The next day, 17 April, in a ceremony in Congress, colonel Alfredo Lima and doctor Aureliano Sánchez Arango, pronounce a eulogy of Palma Lasso, and stressed the love that he had for his adoptive country, Guatemala. Zoila América Ana Palma de Figueroa, daughter of the poet was in attendance for this ceremony, which ended with a speech by representative Marco Antonio Villamar Contreras, who bid farewell to Palma in the name of the people of Guatemala. Immediately after, his remains were lifted by the Secretaries of Education of both Cuba and Guatemala, doctor Sánchez Arango and Héctor Morgan García, respectively and by the President of Congress and the Secretary of Foreign Affairs of Guatemala, Manuel Galich and the general public sang the original Guatemalan Anthem lyrics as they were written by Palma; then, the urn was placed on a military jeep and transported to La Aurora International Airport escorted by Army Cadets.

Once at the cemetery, Morgan García, officially gave the remains to the Cuban delegation. At 1:15 pm, five Cuban airplanes took off back to Cuba, and were escorted by a Guatemalan plane formation to the Atlantic coast.

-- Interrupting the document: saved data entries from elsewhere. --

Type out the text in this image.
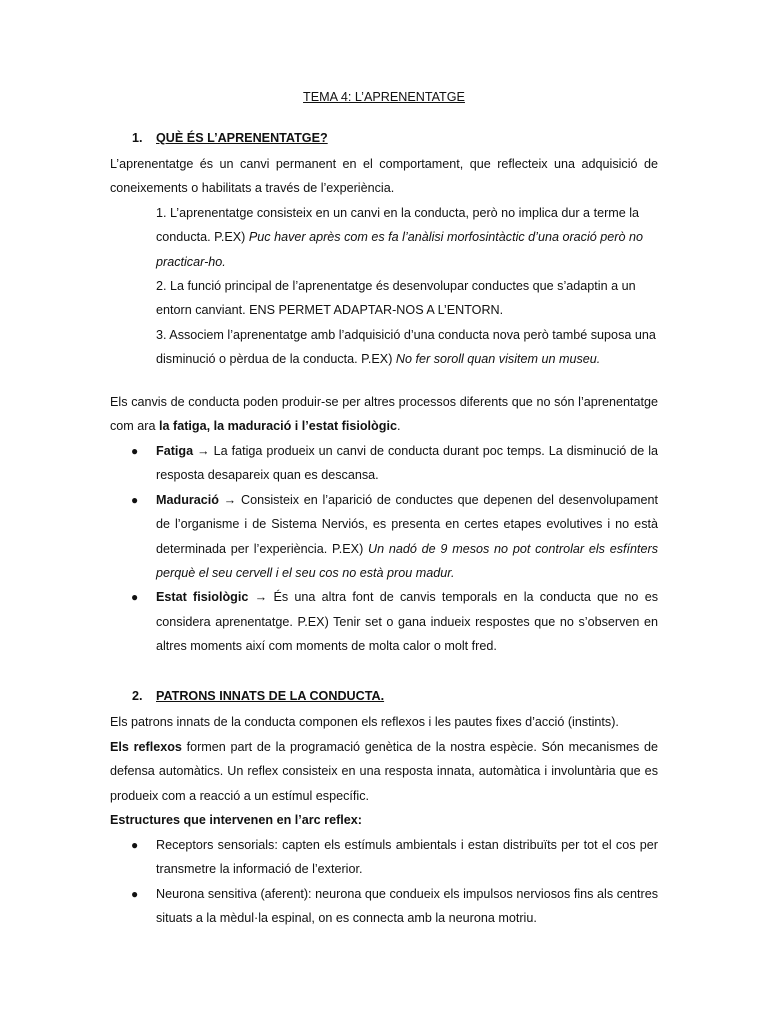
TEMA 4: L’APRENENTATGE
1. QUÈ ÉS L’APRENENTATGE?
L’aprenentatge és un canvi permanent en el comportament, que reflecteix una adquisició de coneixements o habilitats a través de l’experiència.
1. L’aprenentatge consisteix en un canvi en la conducta, però no implica dur a terme la conducta. P.EX) Puc haver après com es fa l’anàlisi morfosintàctic d’una oració però no practicar-ho.
2. La funció principal de l’aprenentatge és desenvolupar conductes que s’adaptin a un entorn canviant. ENS PERMET ADAPTAR-NOS A L’ENTORN.
3. Associem l’aprenentatge amb l’adquisició d’una conducta nova però també suposa una disminució o pèrdua de la conducta. P.EX) No fer soroll quan visitem un museu.
Els canvis de conducta poden produir-se per altres processos diferents que no són l’aprenentatge com ara la fatiga, la maduració i l’estat fisiològic.
● Fatiga → La fatiga produeix un canvi de conducta durant poc temps. La disminució de la resposta desapareix quan es descansa.
● Maduració → Consisteix en l’aparició de conductes que depenen del desenvolupament de l’organisme i de Sistema Nerviós, es presenta en certes etapes evolutives i no està determinada per l’experiència. P.EX) Un nadó de 9 mesos no pot controlar els esfínters perquè el seu cervell i el seu cos no està prou madur.
● Estat fisiològic → És una altra font de canvis temporals en la conducta que no es considera aprenentatge. P.EX) Tenir set o gana indueix respostes que no s’observen en altres moments així com moments de molta calor o molt fred.
2. PATRONS INNATS DE LA CONDUCTA.
Els patrons innats de la conducta componen els reflexos i les pautes fixes d’acció (instints).
Els reflexos formen part de la programació genètica de la nostra espècie. Són mecanismes de defensa automàtics. Un reflex consisteix en una resposta innata, automàtica i involuntària que es produeix com a reacció a un estímul específic.
Estructures que intervenen en l’arc reflex:
● Receptors sensorials: capten els estímuls ambientals i estan distribuïts per tot el cos per transmetre la informació de l’exterior.
● Neurona sensitiva (aferent): neurona que condueix els impulsos nerviosos fins als centres situats a la mèdul·la espinal, on es connecta amb la neurona motriu.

Cuban president Carlos Prío Socarrás, his cabinet, diplomats, military commanders, journalist, school children, teachers and other guests received Palma's urn at the Rancho Boyeros military airport. Thousand of children with both Guatemala and Cuba flags walked alongside the urn until it was placed in the Hall of the Lost Steps and the government declared national mourning on 17 and 18 April. Palma was awarded the titles of "Bayamo's best son" and "Major general of the Cuban Army".